TGS: Final Fantasy X impressions

[03.30.01] » Details on new characters and summon spells, plus a look at the new battle system.

   Final Fantasy X was on display in playable form at the Tokyo Game Show, and Andy "The Man" Church was on hand to give Square's latest epic a spin. Based on his reports and additional analysis from his screenshots, we've put together a more thorough look at the two sections offered for play.

   As previously reported, the first area of the demo features Tidus exploring an underground area. Though the camera is static, it frequently changes positions to follow Tidus through the dungeon. A new Skies of Arcadia-style map charts your progress through the 3-D dungeon. Two bosses are featured in the underground area: a fish-like creature and an insectoid boss. Tidus battles the boss on the same screen in which he had been traveling. (Random battles, of course, still appear on separate screens, following a Xenogears-like "shattering screen" effect.)

   The second area is a tropical zone featuring Tidus, Yuna, and two new party members. The scenario begins with a battle against an impressive bestial boss; afterwards, the party is able to explore. Only three characters can fight at once; players can swap characters in the middle of battle by pressing L1. (It's not yet known whether switching heroes can be done at truly any time or if special conditions must be met.)

   One of the two new heroes is the promised Blitzball-wielding character; he has red hair, gray gloves, and green pants. He also has the most HP and the least MP, making it likely he's a fighting-oriented character. The other new hero is a black-haired character in a dark dress; she appears to be wielding a fan. This character is the opposite of the Blitzball fighter; she has lots of MP but little HP. Our extremely sketchy translations peg these new characters as "Wakka" and "Lulu," respectively, but don't be surprised if their official names end up wildly different.

   Three summons were available to Yuna: Final Fantasy mainstays Shiva and Ifrit, plus a brand new summon. The new summon character is some sort of purple winged creature; its name is something like "Valfaré". (If you can connect a name similar to this to any mythological creature; please drop us a line. And, no, it's not "Valkyrie.") Observant gamers may notice that the "Valfaré" resembles part of the original Final Fantasy X logo seen at Square Millennium; it's not yet clear if this is just a coincidence or a hint an an important story role for this new summoned creature.

   Once summoned, a monster remains on the screen until killed or recalled by the player. Each summon monster has its own HP and MP statistics; the summons have significantly more HP than a standard character. The other party members are removed from play while a summon monster is fighting, though Yuna remains on screen to lend moral support.

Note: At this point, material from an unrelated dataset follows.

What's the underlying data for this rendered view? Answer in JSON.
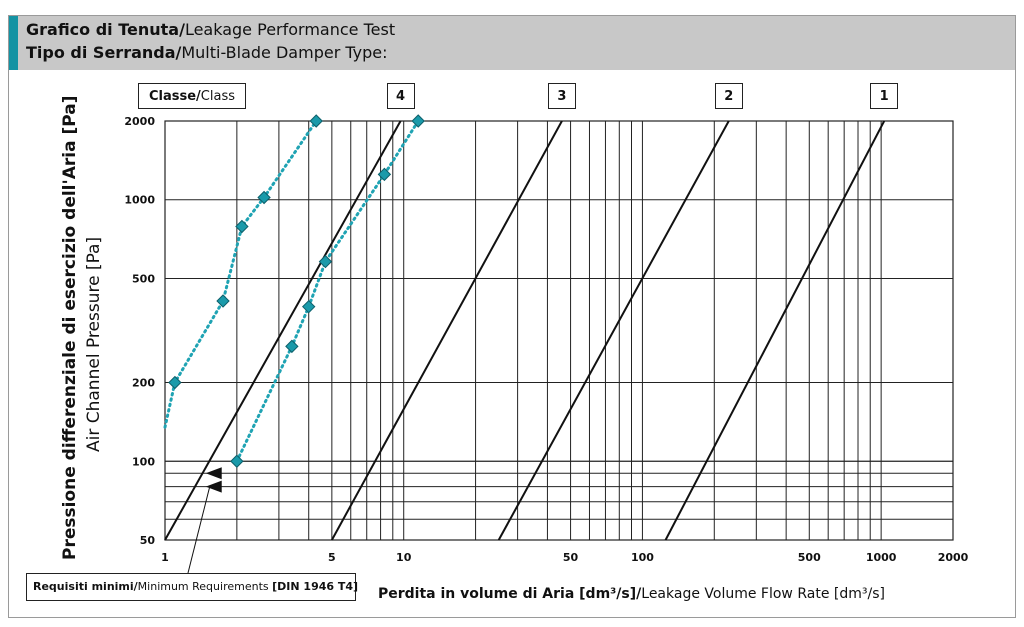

   In a first for the Final Fantasy series, summon monsters can be directly controlled by the player. Each monster has four abilities: a standard physical attack, traditional magic spells such as Fire and Thundara, a summon-style Limit Break attack (such as Shiva's Diamond Dust), and a special non-summon attack.

Ifrit's abilities:

  • Spells: Fire, Fira, Firaga
  • Summon Attack: Hellfire
  • Special Attack: Meteor Strike

Shiva's abilities:

  • Spells: Blizzard, Blizzara, Blizzaga
  • Summon Attack: Diamond Dust
  • Special Attack: Heavenly Strike (pierces the defense of heavily-armored enemies)

Valfaré's abilities:

  • Spells: Fire, Blizzard, Thunder, Water
  • Summon Attack: Shooting Ray
  • Special Attack: Sonic Wing

   The summon attack can only be used after the monster's Limit meter is filled up; as in Final Fantasy VII, the meter fills whenever the summon monster attacks or is attacked by an opponent. The Limit meter fills very quickly in the TGS demo; this could be a demo-only tweak to better show off the summon attacks, however.

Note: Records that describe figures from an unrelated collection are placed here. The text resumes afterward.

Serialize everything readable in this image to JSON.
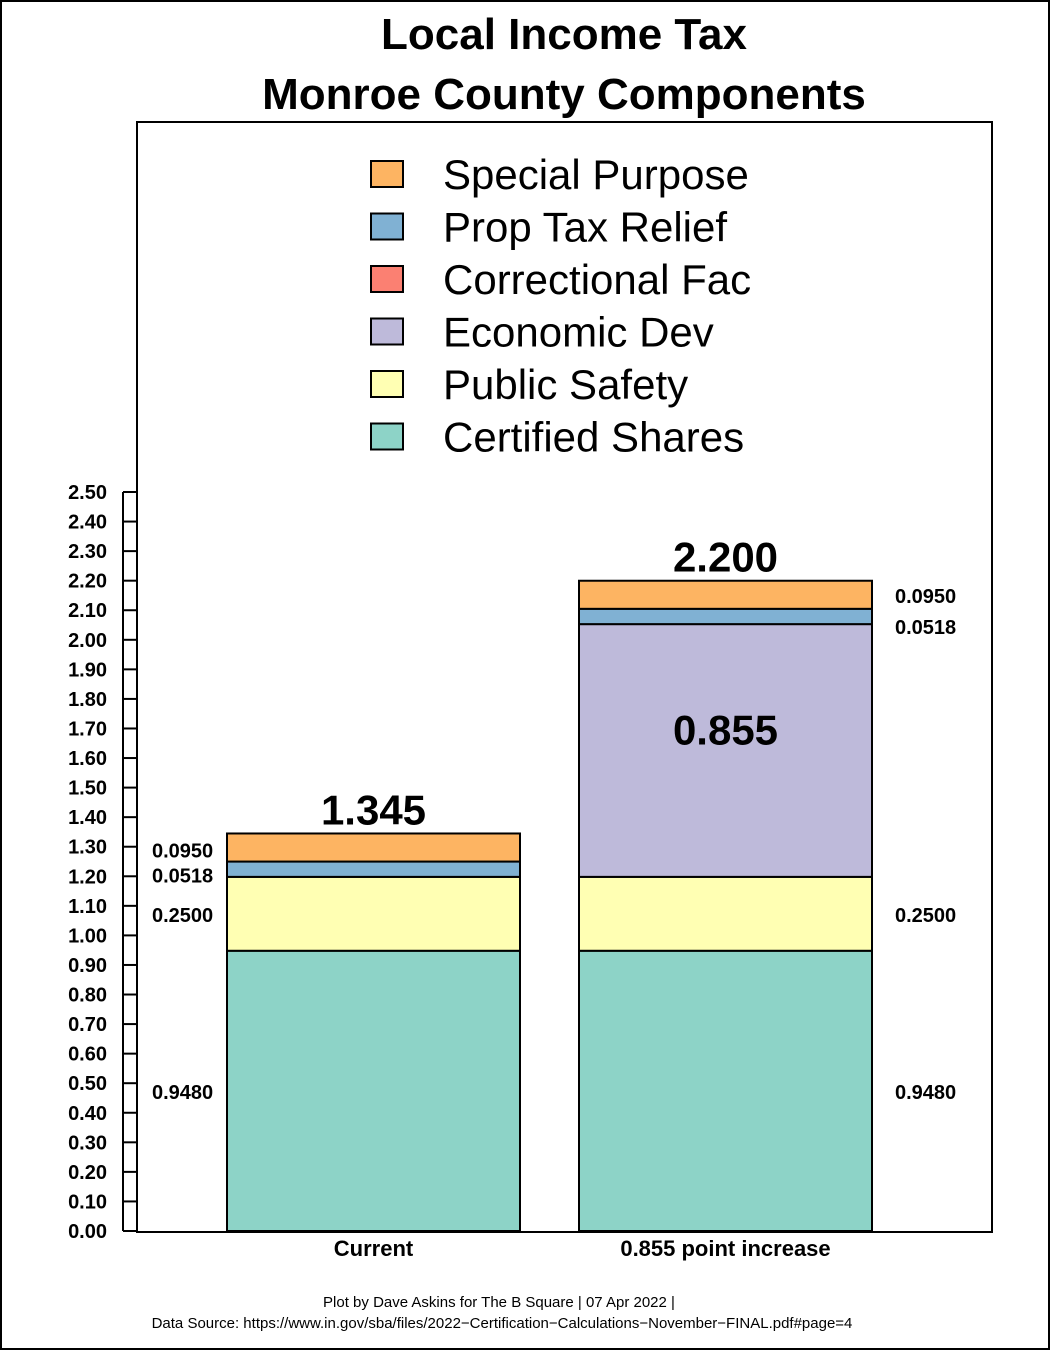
{
  "chart_data": {
    "type": "bar",
    "stacked": true,
    "title_lines": [
      "Local Income Tax",
      "Monroe County Components"
    ],
    "categories": [
      "Current",
      "0.855 point increase"
    ],
    "series": [
      {
        "name": "Certified Shares",
        "values": [
          0.948,
          0.948
        ],
        "labels": [
          "0.9480",
          "0.9480"
        ],
        "color": "#8dd3c7"
      },
      {
        "name": "Public Safety",
        "values": [
          0.25,
          0.25
        ],
        "labels": [
          "0.2500",
          "0.2500"
        ],
        "color": "#ffffb3"
      },
      {
        "name": "Economic Dev",
        "values": [
          0,
          0.855
        ],
        "labels": [
          "",
          "0.855"
        ],
        "color": "#bebada"
      },
      {
        "name": "Correctional Fac",
        "values": [
          0,
          0
        ],
        "labels": [
          "",
          ""
        ],
        "color": "#fb8072"
      },
      {
        "name": "Prop Tax Relief",
        "values": [
          0.0518,
          0.0518
        ],
        "labels": [
          "0.0518",
          "0.0518"
        ],
        "color": "#80b1d3"
      },
      {
        "name": "Special Purpose",
        "values": [
          0.095,
          0.095
        ],
        "labels": [
          "0.0950",
          "0.0950"
        ],
        "color": "#fdb462"
      }
    ],
    "totals": [
      "1.345",
      "2.200"
    ],
    "ylim": [
      0,
      2.5
    ],
    "yticks": [
      "0.00",
      "0.10",
      "0.20",
      "0.30",
      "0.40",
      "0.50",
      "0.60",
      "0.70",
      "0.80",
      "0.90",
      "1.00",
      "1.10",
      "1.20",
      "1.30",
      "1.40",
      "1.50",
      "1.60",
      "1.70",
      "1.80",
      "1.90",
      "2.00",
      "2.10",
      "2.20",
      "2.30",
      "2.40",
      "2.50"
    ],
    "legend_order": [
      "Special Purpose",
      "Prop Tax Relief",
      "Correctional Fac",
      "Economic Dev",
      "Public Safety",
      "Certified Shares"
    ],
    "legend_position": "top",
    "grid": false
  },
  "footer": {
    "credit": "Plot by Dave Askins for The B Square | 07 Apr 2022 |",
    "source": "Data Source: https://www.in.gov/sba/files/2022−Certification−Calculations−November−FINAL.pdf#page=4"
  }
}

   As seen in the screenshots, Final Fantasy X represents a significant jump forward for the series in graphical detail. Character motion is still a bit stiff, but Square is still "working on it"; expect the animation to improve by the time the final version arrives this July. Gamers tired of the lengthy animations in most 3-D RPG battles will be happy to hear that FF X's are fast, with no lengthy movements between the heroes and monsters. Indeed, if the player does nothing but regular attacks, the action is non-stop.

   Details on the new battle mechanics are still sketchy, but it's safe to say that it's definitely not "pretty much standard Final Fantasy stuff." The ATB system has been replaced with a Grandia-style bar on the right-hand side of the screen. The bar seems to track when the turns of each character and monster will occur. Monsters are denoted with "M"s, summoned beats with "S"es, and human party members with their portraits. Pressing the R2 button allows the player to scroll down the list and see turns further in the future. The command window appears in the lower-left corner; while only three commands are shown at once, players can scroll down to access additional abilities.

   A big thanks to Andy Church, Gilgamesh-in-training.